Vladimir Poutine à Paris : le point sur les relations franco-russes
En attendant le sommet du G20, qui aura lieu en Argentine à la fin du mois, les commémorations du 11 novembre sont l’occasion pour un certain nombre de chefs d’États et de gouvernements de se retrouver.
Le président français Emmanuel Macron a décidé de placer l’événement sous le signe du « plus jamais ça » et d’en faire un forum sur la paix plutôt qu’une parade militaire.
Parmi les dizaines de dignitaires conviés à Paris, certains font plus parler d’eux que d’autres. La présence d’Angela Merkel est évidemment incontournable au vu de l’importance accordée à l’amitié franco-allemande. En revanche, la présence de Recep Tayyip Erdoğan semble susciter plus d’interrogations, notamment en raison du refus turc de reconnaître le génocide arménien de 1915.
Il a beaucoup été question d’une rencontre, en marge de ces commémorations, entre les présidents russe et américain.
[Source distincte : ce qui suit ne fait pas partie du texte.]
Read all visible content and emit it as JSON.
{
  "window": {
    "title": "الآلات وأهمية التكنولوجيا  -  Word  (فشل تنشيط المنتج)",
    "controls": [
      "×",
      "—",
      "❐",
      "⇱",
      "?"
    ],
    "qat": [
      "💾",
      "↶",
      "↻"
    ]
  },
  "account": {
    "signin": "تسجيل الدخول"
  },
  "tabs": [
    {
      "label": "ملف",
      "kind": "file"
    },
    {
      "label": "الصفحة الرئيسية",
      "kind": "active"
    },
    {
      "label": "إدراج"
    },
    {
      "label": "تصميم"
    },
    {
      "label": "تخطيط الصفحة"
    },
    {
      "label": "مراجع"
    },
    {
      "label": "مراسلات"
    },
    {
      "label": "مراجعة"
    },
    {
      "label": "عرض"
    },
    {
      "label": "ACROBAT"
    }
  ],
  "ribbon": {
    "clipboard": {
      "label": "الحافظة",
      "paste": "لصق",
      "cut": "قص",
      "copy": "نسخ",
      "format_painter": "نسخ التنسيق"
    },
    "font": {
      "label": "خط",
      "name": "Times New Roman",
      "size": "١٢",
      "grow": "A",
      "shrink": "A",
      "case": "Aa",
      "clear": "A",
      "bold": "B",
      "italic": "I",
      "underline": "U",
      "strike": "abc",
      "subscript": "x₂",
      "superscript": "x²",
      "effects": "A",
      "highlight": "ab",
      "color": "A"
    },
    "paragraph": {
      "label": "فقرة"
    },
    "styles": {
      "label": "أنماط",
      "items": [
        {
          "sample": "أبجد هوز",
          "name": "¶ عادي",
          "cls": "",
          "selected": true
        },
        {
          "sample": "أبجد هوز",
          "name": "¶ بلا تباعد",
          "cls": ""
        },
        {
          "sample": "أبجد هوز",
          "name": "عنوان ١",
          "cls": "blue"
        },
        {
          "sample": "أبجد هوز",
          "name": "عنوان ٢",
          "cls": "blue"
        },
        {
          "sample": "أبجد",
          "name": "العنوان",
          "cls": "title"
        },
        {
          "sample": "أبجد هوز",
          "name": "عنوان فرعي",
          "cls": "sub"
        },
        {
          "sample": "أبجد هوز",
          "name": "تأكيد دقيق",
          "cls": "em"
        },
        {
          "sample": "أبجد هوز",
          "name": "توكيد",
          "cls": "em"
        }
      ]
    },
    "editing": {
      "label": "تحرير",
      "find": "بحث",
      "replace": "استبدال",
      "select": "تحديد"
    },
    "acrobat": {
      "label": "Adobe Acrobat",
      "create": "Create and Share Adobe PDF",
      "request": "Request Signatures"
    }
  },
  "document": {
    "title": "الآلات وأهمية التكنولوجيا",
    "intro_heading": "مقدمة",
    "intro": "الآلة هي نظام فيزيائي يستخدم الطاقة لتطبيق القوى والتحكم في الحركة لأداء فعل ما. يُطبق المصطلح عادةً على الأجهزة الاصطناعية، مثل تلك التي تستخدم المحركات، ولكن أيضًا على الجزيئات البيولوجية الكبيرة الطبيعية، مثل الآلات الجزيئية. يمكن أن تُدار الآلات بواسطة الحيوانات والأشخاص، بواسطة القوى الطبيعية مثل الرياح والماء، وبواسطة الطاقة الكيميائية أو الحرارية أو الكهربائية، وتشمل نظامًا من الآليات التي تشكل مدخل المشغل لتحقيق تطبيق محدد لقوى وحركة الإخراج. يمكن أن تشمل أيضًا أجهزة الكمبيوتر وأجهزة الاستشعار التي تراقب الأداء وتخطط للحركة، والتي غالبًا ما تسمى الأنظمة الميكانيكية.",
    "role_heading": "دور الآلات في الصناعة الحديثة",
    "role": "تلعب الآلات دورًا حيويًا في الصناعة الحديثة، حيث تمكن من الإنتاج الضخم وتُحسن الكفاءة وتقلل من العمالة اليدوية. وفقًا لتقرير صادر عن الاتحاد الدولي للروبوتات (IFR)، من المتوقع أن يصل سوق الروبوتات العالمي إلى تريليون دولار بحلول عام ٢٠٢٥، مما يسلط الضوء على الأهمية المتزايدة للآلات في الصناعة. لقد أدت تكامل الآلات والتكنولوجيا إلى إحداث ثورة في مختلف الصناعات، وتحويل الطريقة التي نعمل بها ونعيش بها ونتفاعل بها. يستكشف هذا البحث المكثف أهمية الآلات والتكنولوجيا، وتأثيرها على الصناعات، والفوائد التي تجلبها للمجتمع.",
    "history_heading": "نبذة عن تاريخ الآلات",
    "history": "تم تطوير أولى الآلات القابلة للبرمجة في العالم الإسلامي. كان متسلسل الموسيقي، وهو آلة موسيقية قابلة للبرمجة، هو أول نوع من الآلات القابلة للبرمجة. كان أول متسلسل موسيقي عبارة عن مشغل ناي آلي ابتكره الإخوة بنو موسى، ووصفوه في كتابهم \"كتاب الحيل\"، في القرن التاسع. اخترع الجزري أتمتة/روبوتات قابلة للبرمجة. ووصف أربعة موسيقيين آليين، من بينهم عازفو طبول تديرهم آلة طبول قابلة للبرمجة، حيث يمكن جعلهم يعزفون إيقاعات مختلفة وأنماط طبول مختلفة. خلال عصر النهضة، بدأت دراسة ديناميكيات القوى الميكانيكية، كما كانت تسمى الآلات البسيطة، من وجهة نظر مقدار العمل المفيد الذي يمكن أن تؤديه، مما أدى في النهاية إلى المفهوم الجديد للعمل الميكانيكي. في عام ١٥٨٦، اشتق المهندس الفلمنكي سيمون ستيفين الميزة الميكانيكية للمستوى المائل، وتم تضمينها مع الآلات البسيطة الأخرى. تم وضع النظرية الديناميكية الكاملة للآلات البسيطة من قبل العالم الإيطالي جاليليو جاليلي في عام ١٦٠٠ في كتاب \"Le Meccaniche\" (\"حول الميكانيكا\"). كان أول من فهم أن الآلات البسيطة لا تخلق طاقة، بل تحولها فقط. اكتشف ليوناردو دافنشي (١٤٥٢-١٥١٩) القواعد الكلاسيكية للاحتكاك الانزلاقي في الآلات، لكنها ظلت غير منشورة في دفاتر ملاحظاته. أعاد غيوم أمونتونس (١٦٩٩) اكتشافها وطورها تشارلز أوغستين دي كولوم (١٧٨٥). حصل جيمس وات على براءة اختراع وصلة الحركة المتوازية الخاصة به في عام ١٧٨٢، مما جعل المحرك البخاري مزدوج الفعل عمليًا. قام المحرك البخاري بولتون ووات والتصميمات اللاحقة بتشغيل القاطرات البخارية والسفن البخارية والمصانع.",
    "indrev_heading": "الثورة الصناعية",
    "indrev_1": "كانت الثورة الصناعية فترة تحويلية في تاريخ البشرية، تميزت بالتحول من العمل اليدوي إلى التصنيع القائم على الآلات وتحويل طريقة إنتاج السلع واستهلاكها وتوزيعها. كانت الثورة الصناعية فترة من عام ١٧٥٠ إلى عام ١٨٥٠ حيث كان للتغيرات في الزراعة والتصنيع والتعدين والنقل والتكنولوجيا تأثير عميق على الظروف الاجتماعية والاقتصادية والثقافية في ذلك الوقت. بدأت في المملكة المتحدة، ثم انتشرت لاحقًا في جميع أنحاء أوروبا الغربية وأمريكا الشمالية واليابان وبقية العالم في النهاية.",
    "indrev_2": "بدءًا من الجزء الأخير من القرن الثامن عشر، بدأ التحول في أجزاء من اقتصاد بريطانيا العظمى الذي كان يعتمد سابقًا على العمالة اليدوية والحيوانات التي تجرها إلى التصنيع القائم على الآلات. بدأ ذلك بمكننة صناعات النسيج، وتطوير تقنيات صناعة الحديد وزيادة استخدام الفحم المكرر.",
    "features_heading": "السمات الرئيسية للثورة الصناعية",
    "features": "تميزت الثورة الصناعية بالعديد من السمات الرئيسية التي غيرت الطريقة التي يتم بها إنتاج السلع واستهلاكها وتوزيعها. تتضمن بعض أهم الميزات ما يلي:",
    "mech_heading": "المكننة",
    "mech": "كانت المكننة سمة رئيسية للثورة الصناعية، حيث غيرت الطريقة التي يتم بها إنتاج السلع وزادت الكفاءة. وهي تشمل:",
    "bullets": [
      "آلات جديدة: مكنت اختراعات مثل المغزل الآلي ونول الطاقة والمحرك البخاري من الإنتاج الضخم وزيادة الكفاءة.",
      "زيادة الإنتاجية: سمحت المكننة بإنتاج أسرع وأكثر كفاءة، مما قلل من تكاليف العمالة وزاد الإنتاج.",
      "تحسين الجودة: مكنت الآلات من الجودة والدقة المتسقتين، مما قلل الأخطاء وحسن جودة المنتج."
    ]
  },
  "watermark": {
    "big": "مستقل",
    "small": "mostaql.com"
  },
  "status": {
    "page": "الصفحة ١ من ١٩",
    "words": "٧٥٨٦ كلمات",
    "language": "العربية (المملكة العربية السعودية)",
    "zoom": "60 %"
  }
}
Tout indique que Vladimir Poutine et Donald Trump se retrouveront brièvement et que la seule véritable rencontre bilatérale sera le rendez-vous de samedi entre le chef d’État américain et son homologue français.
Le flou concernant un hypothétique tête-à-tête russo-américain sur le sol français s’explique probablement à la fois par des difficultés d’ordre logistique (un agenda resserré) et par l’agacement d’Emmanuel Macron
Le flou concernant cet hypothétique tête-à-tête russo-américain sur le sol français s’explique probablement à la fois par des difficultés d’ordre logistique (un agenda resserré) et par l’agacement d’Emmanuel Macron. Un agacement aisément compréhensible puisqu’un mini-sommet Trump-Poutine occulterait l’ensemble des commémorations organisées par Paris.
Ce malentendu, assez insignifiant sur le fond – les deux dirigeants comptent prendre le temps de discuter plus longuement à la fin du mois en Argentine – a le mérite de révéler une certaine prééminence de Moscou et de Washington aux yeux des commentateurs. Il révèle aussi, au même titre que l’événement lui-même, l’intention de la France de conserver un rôle sur la scène internationale.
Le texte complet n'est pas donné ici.